June 24, 1972, I married the love of my life at the ripe age of 19. We were broke, living in his parent’s rent house, with a baby on the way and no idea what to do with it. But we persevered.
We met our senior year in high school and began dating soon thereafter. Then after our freshman year of college we married. The baby came much too quickly, and we were both terrified. But she soon taught us all we needed to know about how to parent her. Four and half years later we did it again—this one a boy.
By the time we were 25 we had two children and a mortgage on a cute little three-bedroom house where we lived for the next 20 years. The children thrived in spite of us, and we worked sometimes daylight until dark or later.
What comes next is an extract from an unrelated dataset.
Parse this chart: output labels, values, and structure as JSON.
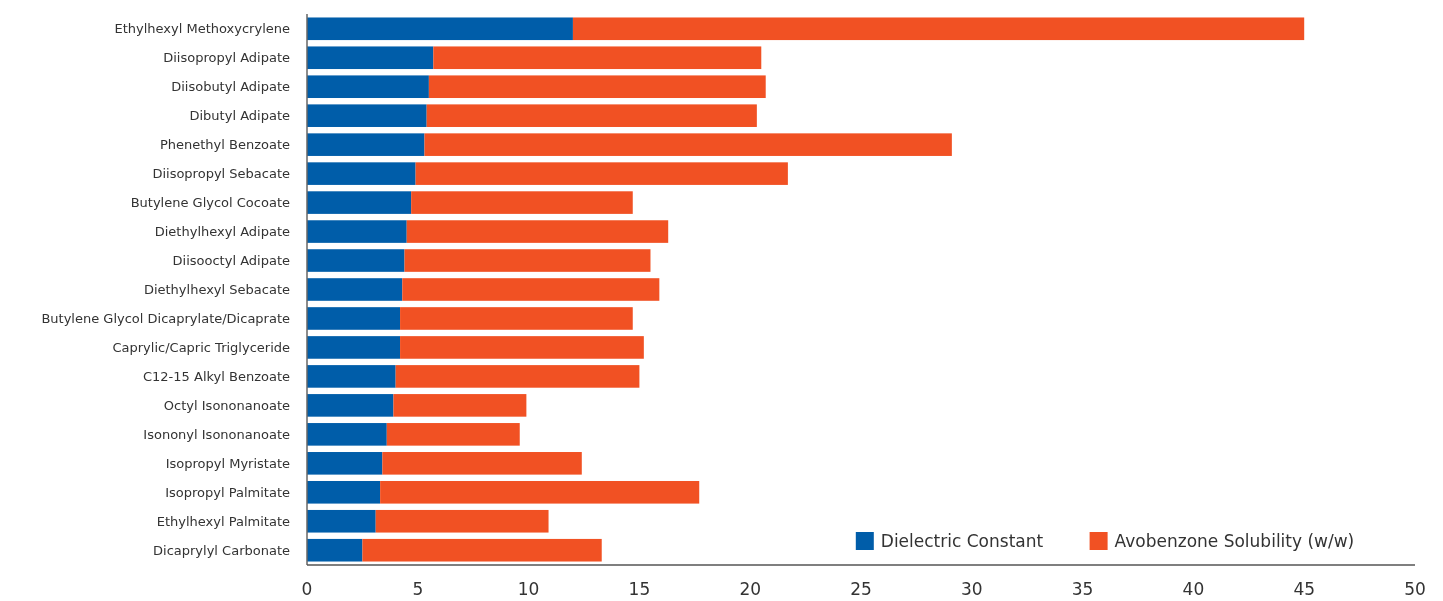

We tired to work opposite shifts, so someone was home for them, and we had two grandmothers and a babysitter in town to fill in the gaps.
Later in life we both went back to school to finish what we started and encouraged the kids to not follow in our footsteps. We knew the hardships of marrying early and being poor. I think they listened.
But I wouldn’t have done it any other way.
It has been 50 years since we married in that chapel and began being parents within the first year. We took a little trip with some cousins to celebrate the event and hired some work done around the house to make life easier for us. We never would have done that 20 years ago. The do-it-yourselfers have finally succumbed to having the work done for us and giving our aging bodies a break.
We are now retired, and I know we have been blessed. Not many marriages last that long these days due to divorce or sometimes death. I can’t imagine life without my husband, but I know one of us will probably go down that path someday.
Happy 50th Anniversary sweetheart. I love you.